The world’s largest security firm, G4S, is currently seeking partners for a tender issued by Ireland’s Department of Social Protection for Jobpath, a program aimed at getting long-term unemployed people back to work. G4S is “the world’s second biggest private employer” and one of its principal activities is outsourcing – the company would likely not implement Jobpath itself, should it succeed with the tender, but will rather contract this out to local “providers”.

Concerns have been raised regarding the privatisation of social welfare services, which can be considered a core State function, and protesters at the Department of Social Welfare sought to highlight that such employment schemes are an insufficient alternative to actual employment. The Government’s Jobsbridge internship scheme has also received similar criticism, and clear instances of exploitation have recently seen the scheme labelled ‘Scambridge‘ by activists.

The potential awarding of a contract to G4S also raises the issue of the relationship between Government procurement and human rights. Should the State insist that companies it does business with have a good human rights record? The Belfast-based NGO, Participation and the Practice of Rights, has said that the considerable amount of money spent on goods and services “can assist government to fulfil their human rights obligation to progressively realise the right to housing, health, employment and education”. In the 2012 report Business and Human Rights in Ireland, the Irish Centre for Human Rights recommended that:

The Government of Ireland should require human rights compliance and reporting by business to be an eligibility criterion for public procurement contracts or State investment.

In contrast to the Irish Government’s inactivity in this regard, the Netherlands has committed to undertaking an assessment of whether its sustainable procurement policy is in line with the United Nations Guiding Principles on Business and Human Rights.

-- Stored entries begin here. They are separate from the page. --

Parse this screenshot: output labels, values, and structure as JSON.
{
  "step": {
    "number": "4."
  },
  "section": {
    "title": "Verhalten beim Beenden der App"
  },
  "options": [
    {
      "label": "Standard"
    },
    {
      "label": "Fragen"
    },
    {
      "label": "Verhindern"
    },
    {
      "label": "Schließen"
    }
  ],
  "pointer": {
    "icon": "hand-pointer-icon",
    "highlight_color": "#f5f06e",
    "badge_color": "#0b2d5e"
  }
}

Human rights and procurement is especially relevant in the context of the bid by G4S for the Department of Social Protection contract. The company has been heavily criticised for how it has operated around the world. Here are just a few examples:

  • G4S staff have been accused of abusing prisoners in South Africa, according to the BBC. Amid accusations of prisoners being subject to electric shocks and forced injections, the Government has taken over the running of the prison. Earlier reports from South Africa alleged that G4S-run prisons saw prisoners held in isolation for up to three years.
  • The company has controversially provided security services to illegal Israeli settlements in Palestine and prisons in Israel. It is facing a major investigation by British authorities based on the OECD Guidelines for Multinational Enterprises.
  • The UK’s National Audit Office found that G4S failed to meet contractual standards in the provision of accommodation for asylum seekers. The British Government is seeking around £3 million back from the company.
  • The company notoriously failed to provide adequate security personnel for the London 2012 Olympics, requiring the army to step in, and G4S has since suffered an estimated £88 million loss on the contract.
  • An asylum seeker being deported from the UK, Jimmy Mubenga, was “unlawfully killed” onboard a plane bound for Angola after having been restrained for half an hour by three G4S guards.

There have been repercussions for this poor human rights record, with the company reportedly losing a contract to provide security with the European Parliament. G4S itself has decided that it will discontinue some of its contracts with Israel relating to operations in the occupied territories.

There has been very little commentary in the Irish media about the possibility of G4S gaining this contract, aside from a highly praiseworthy Irish Independent article. It was suggested that the company’s involvement might “revolutionise our welfare system”. Although there is simply not enough jobs in Ireland at the moment, the author considers that “our jobs market is slowly starting to recover, but we need an energetic means of transferring people into it”. As to the various scandals the company has been involved in, these are simply dismissed:

… quite frankly, a global company with almost 700,000 employees, and especially one extensively involved in security, is bound to be involved in controversies somewhere.

G4S already has considerable operations in Ireland, and having won previous government contracts, the company is in a strong position for this Department of Social Protection tender. But were an ethical procurement policy to be adopted, privatisation aside, then scrutiny of the company’s human rights record to date would certainly give pause for thought.